Hungary will withdraw from ICC
- The Washington Post
- Apr 3
- 4 min read
The Washington Post
April 3, 2025

By Kate Brady and Adam Taylor
Hungary announced plans Thursday to withdraw from the International Criminal Court, hours after Israeli leader Benjamin Netanyahu — who is sought under an ICC arrest warrant that accuses him of crimes against humanity and war crimes in Gaza — arrived there for a state visit.
Prime Minister Viktor Orban, a right-wing leader who has promoted a style of government he calls “illiberal democracy,” has long had warm ties with Netanyahu. A day after the ICC issued the warrant in November, Orban invited Netanyahu to Budapest, promising that Hungary would not enforce the warrant.
The ICC, based in The Hague in the Netherlands, is a court of last resort to prosecute people for crimes under international law, including genocide, crimes against humanity and war crimes, when other courts are not able to. Though the ICC itself has no means of arresting someone, the warrant requires the 125 countries that are party to the Rome Statute to carry out arrests if possible.
Israel is not party to the Rome Statute that founded the ICC, but the Palestinian territories joined the ICC in 2015, which the court asserts gives it jurisdiction over any crimes committed there, including in Gaza.
Speaking Thursday during a joint news conference with Netanyahu in Budapest, Orban said Hungary would leave the ICC because “we are convinced that this has become a political court.”
“I’d like to confirm that Israel can count on Hungary in the future as the impenetrable European bastion of the Judeo-Christian culture,” he said, while Netanyahu thanked Orban for his “bold and principled” decision to withdraw from the court, saying that he had done “remarkable things for Israel and the Jewish people.”
Orban has been repeatedly accused of using hateful antisemitic tropes, particularly during election campaigning. In 2022, he faced backlash after giving a speech in which he argued that Europeans should not “become peoples of mixed race” and appeared to joke about Nazi gas chambers.
Netanyahu’s visit to the Hungarian capital Thursday was the Israeli leader’s second foreign trip since the ICC issued the warrant against him last year. In February, Netanyahu met with President Donald Trump in Washington.
When issuing the arrest warrants against Netanyahu and former Israeli Defense Minister Yoav Gallant last year, the ICC said there was reason to believe that the two used “starvation as a method of warfare” by restricting humanitarian aid to the Gaza Strip, and intentionally targeted civilians in Israel’s campaign against Hamas.
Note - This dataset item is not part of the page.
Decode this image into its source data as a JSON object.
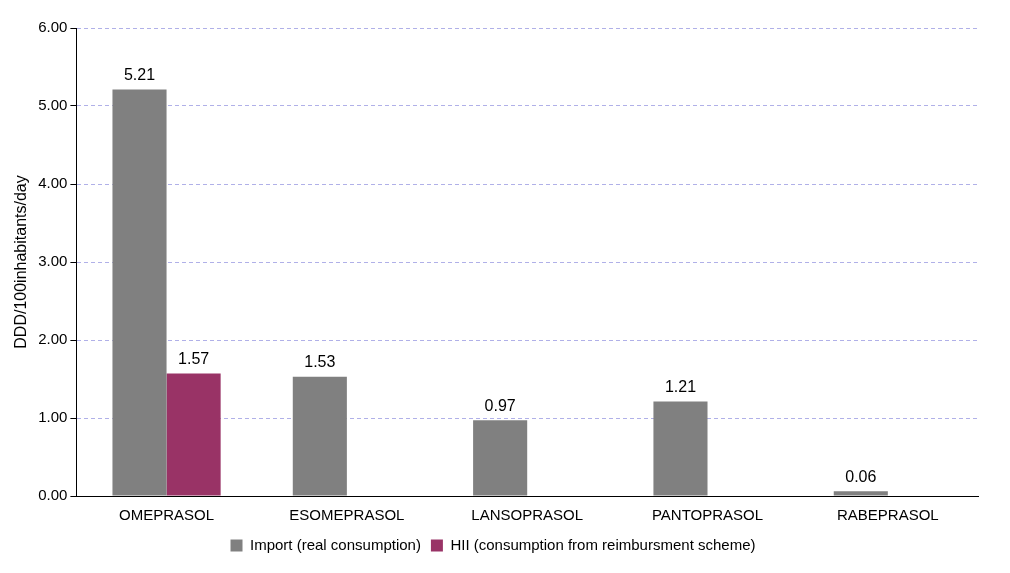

Israeli officials denied the charges as “false and absurd.” The ICC also issued a warrant for a Hamas military leader, Mohammed Deif, who Israel says was killed in an airstrike in Gaza in July.
Israel launched the war in Gaza in response to Hamas attacks on Oct. 7, 2023, that killed about 1,200 people and took roughly 250 hostage. Since then, more than 50,000 Palestinians have been killed in Israel’s military campaign, according to the Gaza Health Ministry, which does not distinguish between civilians and combatants but says the majority of the dead are women and children.
Hungary signed the Rome Statute in 1999 and ratified it in 2001, both during Orban’s first term as prime minister. However, Orban, who returned to the premiership in 2010, indicated last year he would not honor an arrest warrant for Netanyahu, telling state radio last year that the court was “interfering in an ongoing conflict for political purposes.”
Formally withdrawing from the ICC takes at least a year, according to the Rome Statute. Dutch Foreign Minister Caspar Veldkamp told reporters Thursday that Hungary was still required to “meet the obligations” of being part of the ICC until then, adding: “We are living now in a world full of turmoil, war and uncertainty, in which international institutions are not always appreciated by every government.”
Liz Evenson, international justice director at Human Rights Watch, said in a statement earlier this week that “allowing Netanyahu’s visit in breach of Hungary’s ICC obligations would be Orban’s latest assault on the rule of law, adding to the country’s dismal record on rights.”
Orban’s decision to withdraw from the Rome Statute could, once again, put him at odds with other members of the European Union. All 27 members of the bloc, including Hungary, are signatories to the Rome Statute. However, numerous governments, including France and Germany, have indicated they would not arrest Netanyahu if he entered their country.
Exiting the ICC would align Hungary with the United States, which never officially joined the court. The Clinton administration signed the Rome Statute in 2000, but did not submit it for Senate ratification. Former President George W. Bush, then withdrew the U.S. signature in 2002, the year the ICC was founded.
In an executive order issued on Feb. 7, President Donald Trump said he would impose sanctions on the court for its investigations into Israel’s conduct of the war in Gaza, suggesting it had “engaged in illegitimate and baseless actions targeting America and our close ally Israel.”
Only two countries have previously withdrawn from the ICC: Burundi in 2017 and the Philippines in 2019.